In a way, I don’t think I would be spiritual if I didn’t have schizophrenia (maybe I’m wrong, but I never was before onset)- so I consider my spiritual openness and aspirations to be a “positive” aspect of my altered brain state. In a way, I have the fear that if my schizophrenia were to be “cured”, I would lose the spiritual dimension of my personality. However, I do experience many disturbing phenomena as the result of this disease, so I’d probably be overall happier and less stressed if it was cured.

I’d like for someone other than me to have it, thanks.

2 Likes

It sucks and I wish I didn’t have it.

But now that I do have it, I will try to be kind to it.

On television they sometimes talk about someone with schizophrenia who has voices that actually tell them useful stuff. I want that like something would help me with math problems. Of course getting rid of it completely would be better.

1 Like

My view on sz - I wan’t it to disappear off the face of the earth.

1 Like

I’d want a cure for it. My view is that it sucks. Everything I had before I got ill just crumbled beneth me and left me hanging in twilight zone. I had a good job, was respected and had a lot of friends. Knew how to talk the talk and walk the walk. It’s all gone.

2 Likes

:-/,sorry to hear that,I feel like that too…Hope things changes

2 Likes

I am doing my best to find my way back. But it is a long way to go. My brain does not work as it used to do.

1 Like

It’s a truly medical disease. It’s a neurodevelopmental disorder which requires psychiatric and clinical psychological intervention, relatively intensive treatment for the rest of the patient’s life. There is some false notion that people with it are dangerous and unpredictable, when in reality were are afraid of danger more often than not, victims more often than perpetrators, and also predictable as a clock.

I want to show people that it is not a death sentence…also that it is not necessarily who we are. I mean I am a bit of an oxymoron about the whole “serious mental illness patient” thing when I do really well in the process of learning how to treat people like me. I often know what I need and where, sometimes how to get it, and I do perform. I have become very critical of myself, it is getting beyond introspective and into a bit masochistic in examining my flaws. Psychologists have corrected me in this pattern of behavior. I find it to be adaptive to an extent, but too much of a good thing…is too much. Basically, I just express being human and also being what people expect and even demand, while dealing with chronic schizophrenia…we are not machines who just manage schizophrenia and work and be perfect…no, we are flawed. I hate when people mistake the disorder for something that can be forgotten. Recovery is a lifelong process in the case of schizophrenia. Always flawed, always can improve. You know what? “Perfect” in some eyes is actually “defunct” in the eyes of others. It is about being aware of all parts of life, not saying “Oh I achieved this or that! I am fine!” -no that person is not fine…I achieved a whole lot and came out even more damaged.

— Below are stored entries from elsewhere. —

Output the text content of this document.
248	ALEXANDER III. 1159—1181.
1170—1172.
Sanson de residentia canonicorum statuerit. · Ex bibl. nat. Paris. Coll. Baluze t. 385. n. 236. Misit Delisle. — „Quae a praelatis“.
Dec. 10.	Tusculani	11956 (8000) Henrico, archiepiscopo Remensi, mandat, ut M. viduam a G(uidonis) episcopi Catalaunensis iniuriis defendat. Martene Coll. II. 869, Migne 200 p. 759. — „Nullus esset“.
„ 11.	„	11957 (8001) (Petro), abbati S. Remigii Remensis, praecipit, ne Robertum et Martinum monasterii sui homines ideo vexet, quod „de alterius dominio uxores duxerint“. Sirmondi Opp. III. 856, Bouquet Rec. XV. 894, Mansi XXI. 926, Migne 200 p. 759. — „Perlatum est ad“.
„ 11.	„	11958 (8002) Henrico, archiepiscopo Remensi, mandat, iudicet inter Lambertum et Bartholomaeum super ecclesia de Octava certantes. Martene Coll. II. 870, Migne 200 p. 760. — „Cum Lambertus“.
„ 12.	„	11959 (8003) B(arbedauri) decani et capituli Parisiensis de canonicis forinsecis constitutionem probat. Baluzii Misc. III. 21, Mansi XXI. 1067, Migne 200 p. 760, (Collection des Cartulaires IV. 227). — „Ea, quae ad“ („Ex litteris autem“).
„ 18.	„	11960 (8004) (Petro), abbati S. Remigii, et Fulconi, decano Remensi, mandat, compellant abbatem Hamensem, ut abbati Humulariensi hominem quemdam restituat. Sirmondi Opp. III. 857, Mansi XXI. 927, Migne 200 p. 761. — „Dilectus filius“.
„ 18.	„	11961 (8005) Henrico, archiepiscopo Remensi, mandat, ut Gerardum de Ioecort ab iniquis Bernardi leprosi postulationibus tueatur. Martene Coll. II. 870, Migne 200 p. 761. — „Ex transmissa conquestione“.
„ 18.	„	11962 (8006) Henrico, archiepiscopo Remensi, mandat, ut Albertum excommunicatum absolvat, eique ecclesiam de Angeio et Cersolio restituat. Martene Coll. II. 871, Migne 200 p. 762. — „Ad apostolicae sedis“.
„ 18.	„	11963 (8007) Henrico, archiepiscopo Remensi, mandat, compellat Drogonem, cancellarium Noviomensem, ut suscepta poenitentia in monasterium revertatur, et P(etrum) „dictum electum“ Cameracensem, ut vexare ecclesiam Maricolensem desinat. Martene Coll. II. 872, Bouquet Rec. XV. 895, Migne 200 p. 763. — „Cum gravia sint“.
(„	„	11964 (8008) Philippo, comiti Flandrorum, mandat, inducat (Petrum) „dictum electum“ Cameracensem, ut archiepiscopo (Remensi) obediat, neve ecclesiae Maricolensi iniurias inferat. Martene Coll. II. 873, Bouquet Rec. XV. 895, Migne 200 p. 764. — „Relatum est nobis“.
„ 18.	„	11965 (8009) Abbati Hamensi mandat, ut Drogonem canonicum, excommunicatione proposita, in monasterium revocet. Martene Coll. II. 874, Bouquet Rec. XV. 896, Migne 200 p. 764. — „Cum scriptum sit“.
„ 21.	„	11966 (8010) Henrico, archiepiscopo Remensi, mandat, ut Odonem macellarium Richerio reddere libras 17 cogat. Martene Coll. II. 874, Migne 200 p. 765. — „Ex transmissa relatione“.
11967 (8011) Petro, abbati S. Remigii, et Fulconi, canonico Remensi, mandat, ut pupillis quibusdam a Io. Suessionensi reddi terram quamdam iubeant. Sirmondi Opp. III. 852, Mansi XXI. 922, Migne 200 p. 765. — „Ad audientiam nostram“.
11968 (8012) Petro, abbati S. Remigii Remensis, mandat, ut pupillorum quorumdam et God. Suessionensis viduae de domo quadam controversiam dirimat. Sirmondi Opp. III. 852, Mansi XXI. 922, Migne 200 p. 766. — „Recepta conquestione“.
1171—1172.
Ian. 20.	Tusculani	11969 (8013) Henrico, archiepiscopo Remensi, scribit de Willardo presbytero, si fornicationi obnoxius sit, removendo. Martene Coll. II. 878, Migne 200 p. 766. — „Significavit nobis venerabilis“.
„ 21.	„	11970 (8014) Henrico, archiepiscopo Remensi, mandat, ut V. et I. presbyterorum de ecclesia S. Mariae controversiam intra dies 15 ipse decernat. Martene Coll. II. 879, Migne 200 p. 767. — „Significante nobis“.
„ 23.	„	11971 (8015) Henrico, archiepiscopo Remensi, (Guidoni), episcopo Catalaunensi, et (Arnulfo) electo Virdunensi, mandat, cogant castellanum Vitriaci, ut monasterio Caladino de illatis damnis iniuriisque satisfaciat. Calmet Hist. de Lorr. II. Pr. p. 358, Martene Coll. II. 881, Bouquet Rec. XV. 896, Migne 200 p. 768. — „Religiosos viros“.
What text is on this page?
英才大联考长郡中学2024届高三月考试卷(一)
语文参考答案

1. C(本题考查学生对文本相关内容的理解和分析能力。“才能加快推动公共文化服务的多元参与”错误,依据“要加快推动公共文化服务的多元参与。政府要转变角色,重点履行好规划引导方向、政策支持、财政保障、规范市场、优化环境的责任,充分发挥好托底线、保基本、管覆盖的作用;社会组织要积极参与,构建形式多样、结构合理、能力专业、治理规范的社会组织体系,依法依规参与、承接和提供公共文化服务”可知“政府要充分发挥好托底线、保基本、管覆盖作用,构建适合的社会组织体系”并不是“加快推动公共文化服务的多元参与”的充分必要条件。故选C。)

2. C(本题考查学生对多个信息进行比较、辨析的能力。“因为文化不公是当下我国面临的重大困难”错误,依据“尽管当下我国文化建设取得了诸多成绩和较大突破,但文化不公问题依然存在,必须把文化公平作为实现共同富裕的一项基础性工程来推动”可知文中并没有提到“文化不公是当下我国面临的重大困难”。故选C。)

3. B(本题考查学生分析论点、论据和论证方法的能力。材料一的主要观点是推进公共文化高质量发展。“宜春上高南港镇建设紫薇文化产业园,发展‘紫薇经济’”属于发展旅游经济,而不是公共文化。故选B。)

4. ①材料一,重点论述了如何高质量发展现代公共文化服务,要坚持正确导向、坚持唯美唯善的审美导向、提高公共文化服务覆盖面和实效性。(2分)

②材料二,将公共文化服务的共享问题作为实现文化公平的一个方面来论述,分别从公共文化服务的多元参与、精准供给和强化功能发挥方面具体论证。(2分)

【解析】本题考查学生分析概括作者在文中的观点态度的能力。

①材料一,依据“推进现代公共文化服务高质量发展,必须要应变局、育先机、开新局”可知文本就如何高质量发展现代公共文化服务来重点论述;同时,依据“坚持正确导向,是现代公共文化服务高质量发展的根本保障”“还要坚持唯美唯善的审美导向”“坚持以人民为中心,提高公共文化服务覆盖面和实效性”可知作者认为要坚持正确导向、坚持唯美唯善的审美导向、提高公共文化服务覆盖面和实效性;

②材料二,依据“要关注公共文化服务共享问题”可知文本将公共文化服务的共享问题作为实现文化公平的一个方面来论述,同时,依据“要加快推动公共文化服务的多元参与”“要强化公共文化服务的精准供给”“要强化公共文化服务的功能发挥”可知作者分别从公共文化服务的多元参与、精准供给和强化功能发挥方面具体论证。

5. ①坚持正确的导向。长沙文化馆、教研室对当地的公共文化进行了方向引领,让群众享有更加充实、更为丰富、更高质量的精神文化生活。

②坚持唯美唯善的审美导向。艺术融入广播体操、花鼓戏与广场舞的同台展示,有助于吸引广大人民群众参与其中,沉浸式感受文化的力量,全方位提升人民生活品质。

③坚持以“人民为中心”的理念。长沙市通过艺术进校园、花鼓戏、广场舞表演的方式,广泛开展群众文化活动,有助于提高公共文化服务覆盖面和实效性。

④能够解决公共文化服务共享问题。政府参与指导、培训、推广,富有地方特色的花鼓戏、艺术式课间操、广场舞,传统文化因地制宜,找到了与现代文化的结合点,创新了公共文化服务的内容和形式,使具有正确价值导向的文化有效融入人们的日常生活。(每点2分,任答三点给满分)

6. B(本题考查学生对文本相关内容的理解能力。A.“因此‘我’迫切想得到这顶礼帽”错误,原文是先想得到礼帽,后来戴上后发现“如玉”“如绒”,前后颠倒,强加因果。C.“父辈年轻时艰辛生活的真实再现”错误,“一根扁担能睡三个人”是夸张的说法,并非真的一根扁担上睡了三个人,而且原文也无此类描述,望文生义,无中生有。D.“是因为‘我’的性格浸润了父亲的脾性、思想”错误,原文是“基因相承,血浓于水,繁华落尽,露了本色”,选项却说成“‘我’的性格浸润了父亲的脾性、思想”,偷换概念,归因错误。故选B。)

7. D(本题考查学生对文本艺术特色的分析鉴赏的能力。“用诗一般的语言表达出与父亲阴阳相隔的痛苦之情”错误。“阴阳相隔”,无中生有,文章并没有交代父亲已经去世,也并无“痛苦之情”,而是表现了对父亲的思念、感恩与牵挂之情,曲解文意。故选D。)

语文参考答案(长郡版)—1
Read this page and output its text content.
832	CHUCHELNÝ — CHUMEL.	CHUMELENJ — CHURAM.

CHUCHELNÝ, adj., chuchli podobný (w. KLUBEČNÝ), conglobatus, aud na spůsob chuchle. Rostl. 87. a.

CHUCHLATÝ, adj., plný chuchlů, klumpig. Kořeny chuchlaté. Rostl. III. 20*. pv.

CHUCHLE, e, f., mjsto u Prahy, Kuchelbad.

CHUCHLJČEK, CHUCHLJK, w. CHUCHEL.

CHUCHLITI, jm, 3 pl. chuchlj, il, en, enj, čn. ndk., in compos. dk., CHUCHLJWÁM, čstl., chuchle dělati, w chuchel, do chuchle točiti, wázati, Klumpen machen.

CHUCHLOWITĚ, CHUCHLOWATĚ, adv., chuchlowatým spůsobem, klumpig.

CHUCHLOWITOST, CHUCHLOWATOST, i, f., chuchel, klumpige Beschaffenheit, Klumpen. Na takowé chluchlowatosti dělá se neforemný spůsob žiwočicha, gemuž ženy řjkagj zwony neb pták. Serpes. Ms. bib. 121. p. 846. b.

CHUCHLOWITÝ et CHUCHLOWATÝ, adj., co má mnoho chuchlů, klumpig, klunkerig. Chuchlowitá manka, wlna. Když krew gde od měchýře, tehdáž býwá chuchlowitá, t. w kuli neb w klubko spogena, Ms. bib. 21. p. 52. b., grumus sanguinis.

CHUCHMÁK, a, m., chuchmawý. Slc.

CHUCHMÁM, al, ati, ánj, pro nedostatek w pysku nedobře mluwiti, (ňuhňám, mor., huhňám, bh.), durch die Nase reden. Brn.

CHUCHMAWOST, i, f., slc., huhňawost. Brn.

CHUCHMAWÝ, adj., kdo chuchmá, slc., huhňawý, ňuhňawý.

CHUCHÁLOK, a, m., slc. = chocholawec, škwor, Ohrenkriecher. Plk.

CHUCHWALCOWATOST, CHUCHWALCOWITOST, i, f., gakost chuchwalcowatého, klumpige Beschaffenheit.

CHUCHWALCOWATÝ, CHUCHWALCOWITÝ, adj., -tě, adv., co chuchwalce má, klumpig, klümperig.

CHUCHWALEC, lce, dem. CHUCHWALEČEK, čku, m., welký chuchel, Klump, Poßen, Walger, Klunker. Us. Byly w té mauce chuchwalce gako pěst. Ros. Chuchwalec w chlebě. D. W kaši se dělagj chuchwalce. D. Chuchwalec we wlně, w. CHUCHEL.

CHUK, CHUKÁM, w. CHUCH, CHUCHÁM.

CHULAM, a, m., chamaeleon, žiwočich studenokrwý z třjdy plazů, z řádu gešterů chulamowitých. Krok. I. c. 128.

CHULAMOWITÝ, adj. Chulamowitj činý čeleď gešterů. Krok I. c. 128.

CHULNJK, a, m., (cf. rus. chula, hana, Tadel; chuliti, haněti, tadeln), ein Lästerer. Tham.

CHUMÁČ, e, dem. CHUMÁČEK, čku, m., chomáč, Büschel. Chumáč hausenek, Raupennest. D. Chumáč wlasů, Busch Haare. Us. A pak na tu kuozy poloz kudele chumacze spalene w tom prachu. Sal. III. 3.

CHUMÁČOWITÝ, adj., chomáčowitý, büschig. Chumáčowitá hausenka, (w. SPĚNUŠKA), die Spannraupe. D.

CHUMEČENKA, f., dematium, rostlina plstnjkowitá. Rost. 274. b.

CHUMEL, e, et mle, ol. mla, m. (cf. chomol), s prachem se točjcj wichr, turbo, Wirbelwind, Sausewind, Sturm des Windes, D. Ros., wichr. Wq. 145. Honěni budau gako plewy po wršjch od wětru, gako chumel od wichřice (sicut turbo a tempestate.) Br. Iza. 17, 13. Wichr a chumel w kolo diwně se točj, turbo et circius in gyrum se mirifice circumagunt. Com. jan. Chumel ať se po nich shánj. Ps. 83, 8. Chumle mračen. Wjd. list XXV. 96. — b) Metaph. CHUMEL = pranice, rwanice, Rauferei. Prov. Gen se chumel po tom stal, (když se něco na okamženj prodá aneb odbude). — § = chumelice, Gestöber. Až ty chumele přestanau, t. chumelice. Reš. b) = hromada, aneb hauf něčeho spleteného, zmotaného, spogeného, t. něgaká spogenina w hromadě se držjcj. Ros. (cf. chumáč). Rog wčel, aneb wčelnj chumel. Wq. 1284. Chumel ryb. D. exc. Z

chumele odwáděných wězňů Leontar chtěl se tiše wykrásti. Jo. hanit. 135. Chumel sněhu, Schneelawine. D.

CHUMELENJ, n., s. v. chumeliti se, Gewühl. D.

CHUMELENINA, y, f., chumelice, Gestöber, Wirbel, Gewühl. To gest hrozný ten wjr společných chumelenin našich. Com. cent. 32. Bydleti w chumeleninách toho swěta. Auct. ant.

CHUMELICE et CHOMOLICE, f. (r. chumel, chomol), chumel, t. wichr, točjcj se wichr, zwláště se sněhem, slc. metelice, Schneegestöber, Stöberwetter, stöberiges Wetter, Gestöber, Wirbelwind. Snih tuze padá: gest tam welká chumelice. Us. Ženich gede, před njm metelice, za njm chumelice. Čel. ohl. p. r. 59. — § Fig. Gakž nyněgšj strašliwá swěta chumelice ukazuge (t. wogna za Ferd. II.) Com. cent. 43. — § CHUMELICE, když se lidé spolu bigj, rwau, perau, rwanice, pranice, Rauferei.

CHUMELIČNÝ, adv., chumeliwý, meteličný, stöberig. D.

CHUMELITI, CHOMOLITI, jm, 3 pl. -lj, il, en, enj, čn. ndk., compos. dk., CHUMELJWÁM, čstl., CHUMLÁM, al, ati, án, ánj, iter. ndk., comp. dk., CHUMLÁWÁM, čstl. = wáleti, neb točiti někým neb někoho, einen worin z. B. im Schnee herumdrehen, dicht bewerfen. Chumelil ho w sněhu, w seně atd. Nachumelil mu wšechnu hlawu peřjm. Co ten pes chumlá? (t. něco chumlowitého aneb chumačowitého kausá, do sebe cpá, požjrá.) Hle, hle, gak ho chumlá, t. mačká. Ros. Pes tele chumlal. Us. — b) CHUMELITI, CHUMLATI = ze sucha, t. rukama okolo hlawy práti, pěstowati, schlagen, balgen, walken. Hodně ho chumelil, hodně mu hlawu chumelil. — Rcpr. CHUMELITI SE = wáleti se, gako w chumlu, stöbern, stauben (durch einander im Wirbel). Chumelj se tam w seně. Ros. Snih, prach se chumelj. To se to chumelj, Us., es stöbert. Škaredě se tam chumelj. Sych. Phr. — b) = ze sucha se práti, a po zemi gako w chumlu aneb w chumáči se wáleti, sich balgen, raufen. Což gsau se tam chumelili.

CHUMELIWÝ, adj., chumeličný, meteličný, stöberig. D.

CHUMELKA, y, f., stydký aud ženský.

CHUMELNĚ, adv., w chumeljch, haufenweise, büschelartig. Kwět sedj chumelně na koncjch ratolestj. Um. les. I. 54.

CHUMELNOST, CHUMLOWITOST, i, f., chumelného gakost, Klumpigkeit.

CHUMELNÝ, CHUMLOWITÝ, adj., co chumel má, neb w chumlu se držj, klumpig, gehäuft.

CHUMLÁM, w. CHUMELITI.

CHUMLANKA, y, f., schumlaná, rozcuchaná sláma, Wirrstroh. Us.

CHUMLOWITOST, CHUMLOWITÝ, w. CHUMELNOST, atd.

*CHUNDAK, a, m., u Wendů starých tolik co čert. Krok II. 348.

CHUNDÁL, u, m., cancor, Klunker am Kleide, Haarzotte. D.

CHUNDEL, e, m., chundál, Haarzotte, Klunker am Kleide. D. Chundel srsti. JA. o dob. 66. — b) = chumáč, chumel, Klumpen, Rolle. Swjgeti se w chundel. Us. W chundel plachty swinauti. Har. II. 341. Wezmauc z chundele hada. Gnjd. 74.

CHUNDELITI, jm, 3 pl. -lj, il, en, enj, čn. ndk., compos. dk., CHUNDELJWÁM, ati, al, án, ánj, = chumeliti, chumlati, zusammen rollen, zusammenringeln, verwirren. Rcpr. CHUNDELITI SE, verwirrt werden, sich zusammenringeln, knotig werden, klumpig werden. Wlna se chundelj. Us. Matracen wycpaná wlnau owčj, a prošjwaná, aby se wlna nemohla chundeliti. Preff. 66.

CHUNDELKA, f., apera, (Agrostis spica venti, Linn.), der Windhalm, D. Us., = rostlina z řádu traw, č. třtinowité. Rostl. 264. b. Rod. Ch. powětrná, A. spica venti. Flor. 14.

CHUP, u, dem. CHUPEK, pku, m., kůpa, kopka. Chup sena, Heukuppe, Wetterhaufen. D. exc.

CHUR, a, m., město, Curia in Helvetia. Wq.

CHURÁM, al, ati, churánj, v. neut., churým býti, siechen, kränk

It is a balanced life, no matter what. I dislike when I myself and others with SMI go insane with something other than schiz symptoms- that is just a different kind of insanity. Insanity is…aw whatever, do what you will.

I plan on working as a rehab psychologist and showing people what is known to be good for them. The end of the process is that people are human and do what they will even if they reach advanced stages in recovery. I got to a later, quite rare stage, I want to make sure others get their shot at mastering their demons like I did…and will keep doing, until I croak or become disabled to the truly dysfunctional degree. I mean I will do my best, I might fail, no one is invincible. The odds are that I will not fail, to be objective.

I wanna change the notion that it is just boom done smoked, dead, dirt nap. It is more like “Whoa this will bring some interesting and good stuff out of you if you choose to try to overcome this.” It is a crisis, absolutely. It is also an opportunity.

3 Likes

The change I would like to see is one that makes our experiences understandable to others, such that all kinds of issues relating to loneliness (even, or especially among others) can be resolved. This is a problem that will remain even when we have all the answers of neuroscience. Think of when you are talking about love (which is considered a close approximation to delusion), and trying to share your feelings with a friend or relative. Anyone taking recourse to talk of neurotransmitters here misses the point in my opinion. If that’s the only language available, I could even doubt if this person ever was in love, or even is familiar with it otherwise. We have another way of talking about such experiences, one that is readily understandable for most people in the world. I want such a language for schizophrenia.